I’ve written before about the biology of what makes rock so compelling, but today I want to throw out some wild assertions as a half-baked attempt to answer the persistent and probably unanswerable question:
Is rock dead?
For me, the most compelling evidence in favour of the affirmative is a decade-oldvideo of a leather-clad Britney Spears dry-humping a motorcycle to a mechanically sanitized version of “I Love Rock ‘n’ Roll”. It’s the antithesis of the Arrows’ 1975 original or über-rocker Joan Jett’s 1981 version. The one my friends and I played on the bus home from school until our cassette batteries ran flat.
I’ll show some vulnerability here and say I’ve plenty of sympathy for Ms Spears. But if she loves Rock ‘n’ Roll as much as the lyrics profess, she’s got a necrophilic irony in how she shows it.
Britney wasn’t the first pop royal to don rock affectations, only to find herself bereft of any real garments. Michael Jackson made an entire career of exactly that; a backbeat rhythm here, an Eddie van Halen solo there, and everywhere a messy pastiche of drivel that would make any postmodernist proud.
But as the psychiatrist Robert Jesse Stoller famously said, “Kitsch is the corpse that’s left after art has lost its anger”. Rock may exude a certain joi de vivre, but for me its defining emotion is the compulsion to rage against the machine.
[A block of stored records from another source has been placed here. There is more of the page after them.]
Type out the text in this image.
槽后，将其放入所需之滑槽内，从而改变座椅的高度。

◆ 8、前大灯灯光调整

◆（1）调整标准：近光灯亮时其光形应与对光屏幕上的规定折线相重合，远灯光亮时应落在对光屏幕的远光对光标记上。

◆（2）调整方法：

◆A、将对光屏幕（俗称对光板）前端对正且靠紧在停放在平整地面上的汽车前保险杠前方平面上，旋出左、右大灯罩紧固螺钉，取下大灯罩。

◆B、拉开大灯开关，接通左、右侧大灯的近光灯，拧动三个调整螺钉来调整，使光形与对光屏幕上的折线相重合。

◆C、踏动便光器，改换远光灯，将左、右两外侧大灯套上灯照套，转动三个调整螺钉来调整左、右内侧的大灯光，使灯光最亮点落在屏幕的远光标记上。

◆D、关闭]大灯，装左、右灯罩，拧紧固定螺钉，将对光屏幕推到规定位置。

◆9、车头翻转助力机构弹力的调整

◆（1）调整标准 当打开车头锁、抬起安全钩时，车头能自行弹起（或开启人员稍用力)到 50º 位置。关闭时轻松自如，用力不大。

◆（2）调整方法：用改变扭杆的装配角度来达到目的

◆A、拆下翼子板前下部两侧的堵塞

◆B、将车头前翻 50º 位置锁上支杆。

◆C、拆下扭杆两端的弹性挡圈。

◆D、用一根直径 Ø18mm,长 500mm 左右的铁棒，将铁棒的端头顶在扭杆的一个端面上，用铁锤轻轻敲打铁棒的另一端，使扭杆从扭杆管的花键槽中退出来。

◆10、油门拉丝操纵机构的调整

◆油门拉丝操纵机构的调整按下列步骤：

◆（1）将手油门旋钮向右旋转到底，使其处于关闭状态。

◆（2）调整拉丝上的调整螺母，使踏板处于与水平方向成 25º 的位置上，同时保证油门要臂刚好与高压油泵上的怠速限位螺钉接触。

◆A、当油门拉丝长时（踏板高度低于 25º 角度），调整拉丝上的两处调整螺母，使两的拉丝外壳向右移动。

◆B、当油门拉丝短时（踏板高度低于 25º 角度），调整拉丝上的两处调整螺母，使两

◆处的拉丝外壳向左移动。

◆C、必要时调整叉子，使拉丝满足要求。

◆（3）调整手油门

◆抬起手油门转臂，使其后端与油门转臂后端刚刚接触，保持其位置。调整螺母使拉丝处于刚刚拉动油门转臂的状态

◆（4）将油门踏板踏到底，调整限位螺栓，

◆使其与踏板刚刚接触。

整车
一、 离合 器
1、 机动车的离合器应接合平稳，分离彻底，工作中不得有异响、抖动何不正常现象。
And Britney and Michael Jackson never showed that particular anger in their music.
For some time I’ve been forming the opinion that rappers have become the true guardians of rock’s anger. The story of 50 Cent , the poor orphan who detoured through juvenile correction and a very-nearly fatal shooting on his way to megastardom, sums up the ethos that rap has wrested from rock. His first album title, Get Rich or Die Tryin’, says it all.
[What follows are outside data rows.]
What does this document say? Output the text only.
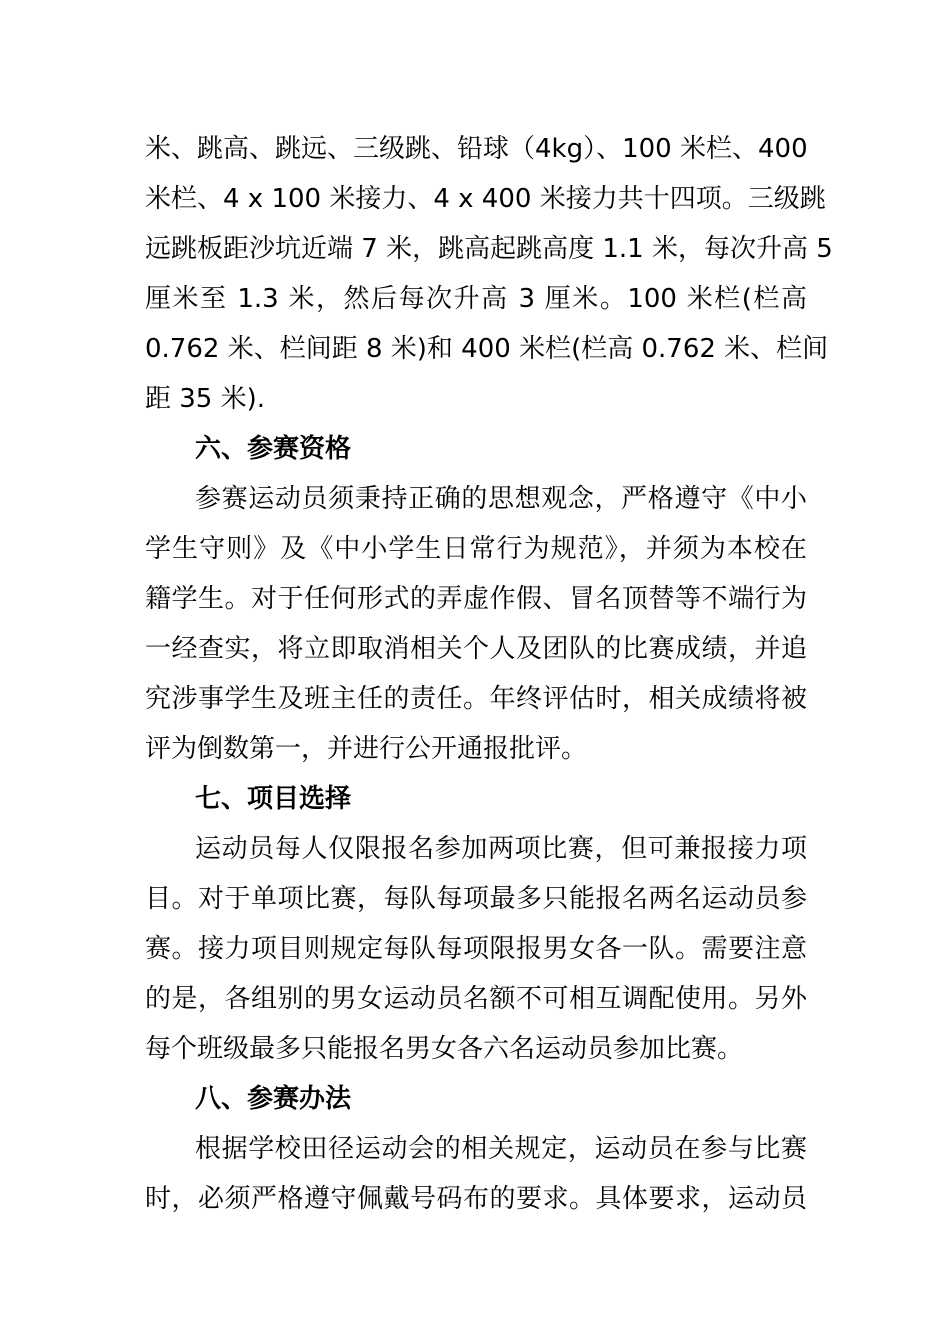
米、跳高、跳远、三级跳、铅球（4kg）、100 米栏、400
米栏、4 x 100 米接力、4 x 400 米接力共十四项。三级跳
远跳板距沙坑近端 7 米，跳高起跳高度 1.1 米，每次升高 5
厘米至 1.3 米，然后每次升高 3 厘米。100 米栏(栏高
0.762 米、栏间距 8 米)和 400 米栏(栏高 0.762 米、栏间
距 35 米).
六、参赛资格
参赛运动员须秉持正确的思想观念，严格遵守《中小
学生守则》及《中小学生日常行为规范》，并须为本校在
籍学生。对于任何形式的弄虚作假、冒名顶替等不端行为
一经查实，将立即取消相关个人及团队的比赛成绩，并追
究涉事学生及班主任的责任。年终评估时，相关成绩将被
评为倒数第一，并进行公开通报批评。
七、项目选择
运动员每人仅限报名参加两项比赛，但可兼报接力项
目。对于单项比赛，每队每项最多只能报名两名运动员参
赛。接力项目则规定每队每项限报男女各一队。需要注意
的是，各组别的男女运动员名额不可相互调配使用。另外
每个班级最多只能报名男女各六名运动员参加比赛。
八、参赛办法
根据学校田径运动会的相关规定，运动员在参与比赛
时，必须严格遵守佩戴号码布的要求。具体要求，运动员
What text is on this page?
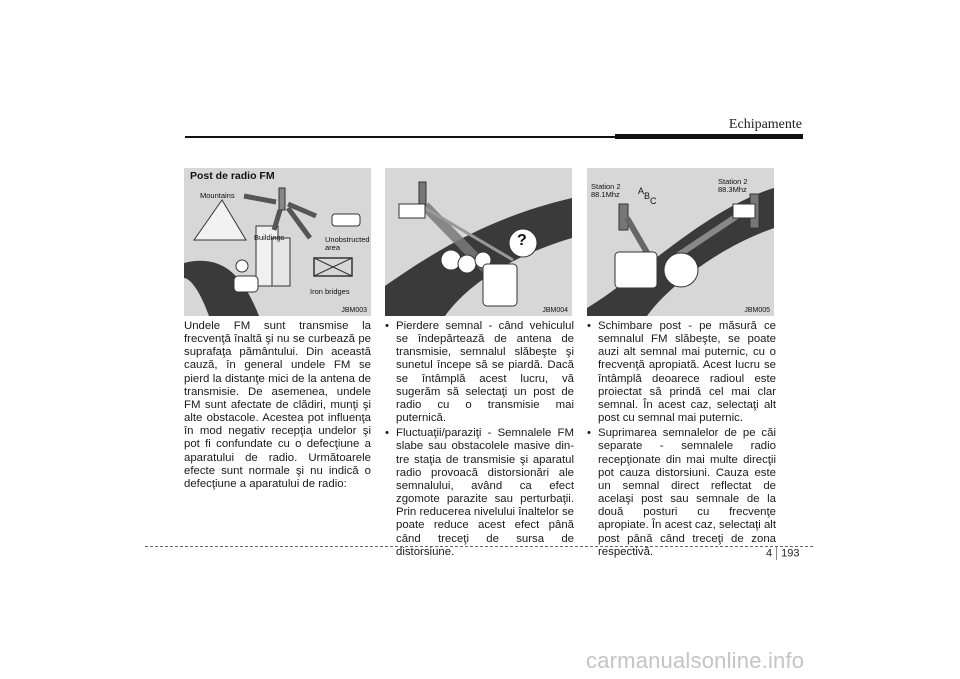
Echipamente
Post de radio FM
Mountains
Buildings	Unobstructed
area
Iron bridges
JBM003
?
JBM004
Station 2
88.1Mhz A B C
Station 2
88.3Mhz
JBM005

Undele FM sunt transmise la frecvenţă înaltă şi nu se curbează pe suprafaţa pământului. Din această cauză, în general undele FM se pierd la distanţe mici de la antena de transmisie. De asemenea, undele FM sunt afectate de clădiri, munţi şi alte obstacole. Acestea pot influenţa în mod negativ recepţia undelor şi pot fi confundate cu o defecţiune a aparatului de radio. Următoarele efecte sunt normale şi nu indică o defecţiune a aparatului de radio:

• Pierdere semnal - când vehiculul se îndepărtează de antena de transmisie, semnalul slăbeşte şi sunetul începe să se piardă. Dacă se întâmplă acest lucru, vă sugerăm să selectaţi un post de radio cu o transmisie mai puternică.
• Fluctuaţii/paraziţi - Semnalele FM slabe sau obstacolele masive din-tre staţia de transmisie şi aparatul radio provoacă distorsionări ale semnalului, având ca efect zgomote parazite sau perturbaţii. Prin reducerea nivelului înaltelor se poate reduce acest efect până când treceţi de sursa de distorsiune.
• Schimbare post - pe măsură ce semnalul FM slăbeşte, se poate auzi alt semnal mai puternic, cu o frecvenţă apropiată. Acest lucru se întâmplă deoarece radioul este proiectat să prindă cel mai clar semnal. În acest caz, selectaţi alt post cu semnal mai puternic.
• Suprimarea semnalelor de pe căi separate - semnalele radio recepţionate din mai multe direcţii pot cauza distorsiuni. Cauza este un semnal direct reflectat de acelaşi post sau semnale de la două posturi cu frecvenţe apropiate. În acest caz, selectaţi alt post până când treceţi de zona respectivă.	4 193
carmanualsonline.info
Two weeks ago I was reminded by a most unlikely act that rappers have inherited the anger that once belonged to rock. Cape Town’s greatest cultural export, Die Antwoord, brought their unique brand of Zef rap-rave to Sydney’s Enmore theatre. And Dr Michael Kasumovic dragged me there to behold it.
If you haven’t yet experienced Ninja and Yo-Landi Vi$$er rapping to DJ Hi-Tek’s ‘next level’ beats, then you certainly haven’t experienced anything like it. Consider them a translation of US ‘Gangsta’ rap personas into existing Afrikaans idiom and you’d still be less than halfway there.
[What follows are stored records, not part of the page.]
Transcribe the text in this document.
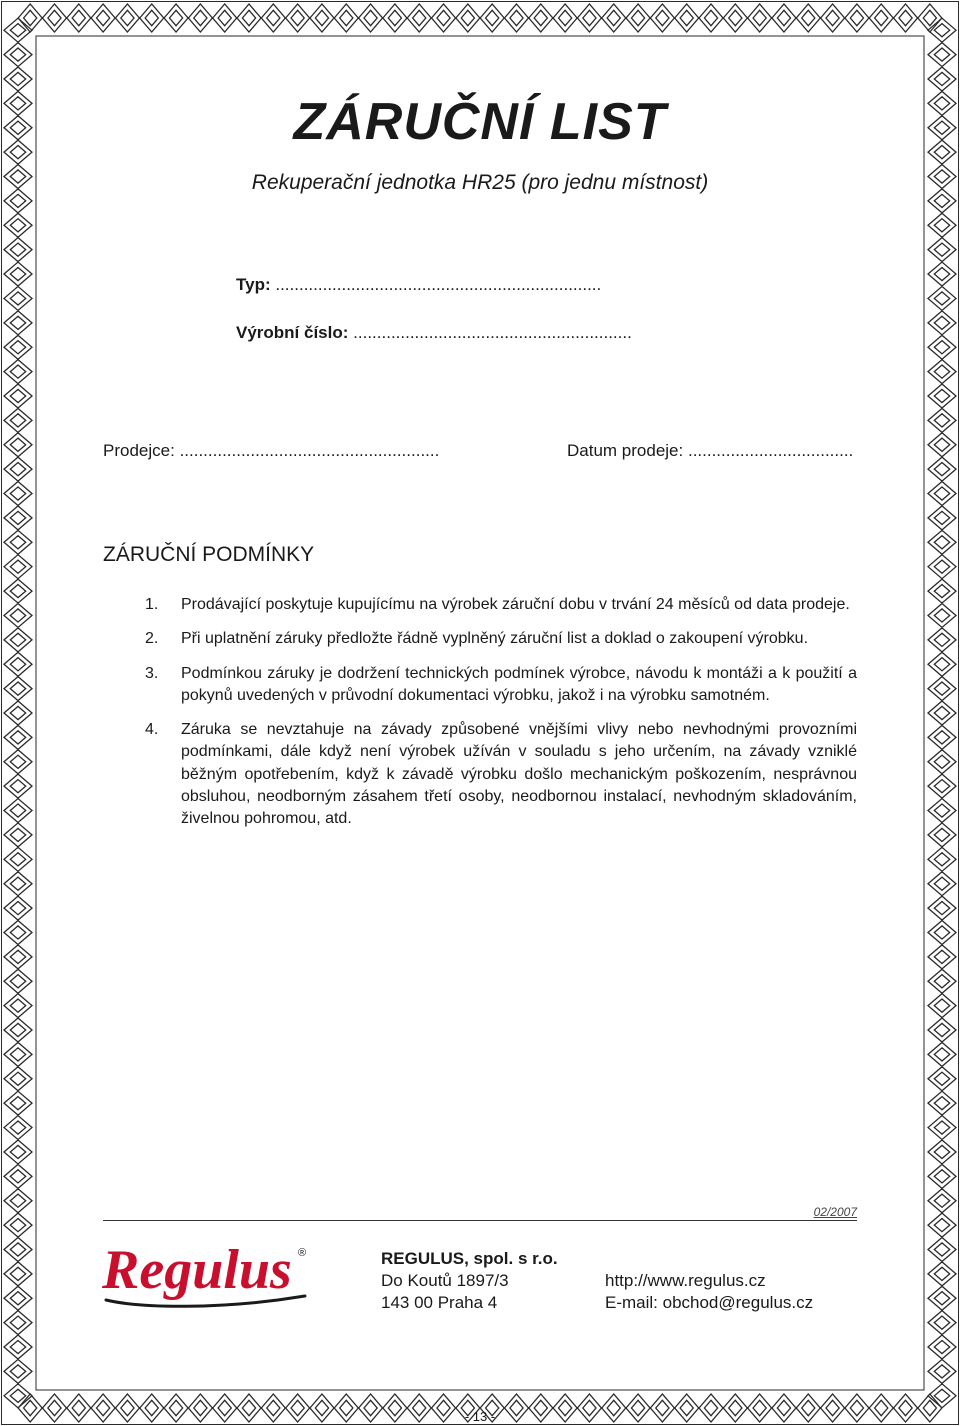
ZÁRUČNÍ LIST
Rekuperační jednotka HR25 (pro jednu místnost)
Typ: .....................................................................
Výrobní číslo: ...........................................................
Prodejce: .......................................................	Datum prodeje: ...................................
ZÁRUČNÍ PODMÍNKY
1. Prodávající poskytuje kupujícímu na výrobek záruční dobu v trvání 24 měsíců od data prodeje.
2. Při uplatnění záruky předložte řádně vyplněný záruční list a doklad o zakoupení výrobku.
3. Podmínkou záruky je dodržení technických podmínek výrobce, návodu k montáži a k použití a pokynů uvedených v průvodní dokumentaci výrobku, jakož i na výrobku samotném.
4. Záruka se nevztahuje na závady způsobené vnějšími vlivy nebo nevhodnými provozními podmínkami, dále když není výrobek užíván v souladu s jeho určením, na závady vzniklé běžným opotřebením, když k závadě výrobku došlo mechanickým poškozením, nesprávnou obsluhou, neodborným zásahem třetí osoby, neodbornou instalací, nevhodným skladováním, živelnou pohromou, atd.
02/2007
Regulus ®	REGULUS, spol. s r.o.
Do Koutů 1897/3
143 00 Praha 4
http://www.regulus.cz
E-mail: obchod@regulus.cz
- 13 -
They leveraged a huge YouTube hit, 2009’s ‘Enter the Ninja’ into appearances at music festivals throughout the world. Last month they performed ‘I Fink U Freeky’, the first single from their latest album on that barometer of mainstream assimilation, Letterman.
If you want to hear the music that made rock great played live, you’re in luck. Driven by GFC-induced investment losses, an unprecedented number of those acts whose members remain mostly alive and able to play an instrument are touring again. Wonderful as these concerts are, they lack a crucial spark. They’re more a reenactment of rock than a manifestation thereof.
Like a the long-married couple whose intimacy happens once a month under the covers with the lights off, our much-loved aging rockers and the crowds who bay for them to play the old stuff have domesticated one another.
Nothing about Die Antwoord’s music could be called rock. Yet, for me, their attitude embodies the purest derivation currently available of what made rock ‘n’ roll great.
Is rock dead? When did you first realize it? Which acts or genres are the inheritors of rock’s essence?
“Is rock ‘n’ roll dead?” is a question that goes back at least to the late 60s. In the late 70s, a number of rock critics said it had indeed been dying but was saved by punk. Of course, fifteen years earlier any rock ‘n’ roller would have laughed at the expression “rock critic.”
People who ask the question always seem to have made rock ‘n’ roll some Platonic essence–at the heart of which is some Very Special Thing: rebellion or anger or energy or Youth or whatever.
Then the question becomes essentially religious. Has rock ‘n’ roll lost whatever VST made it special and sacred?
But rock is simply a very broad and open style of popular music. It is dead if people have stopped listening and paying. They haven’t.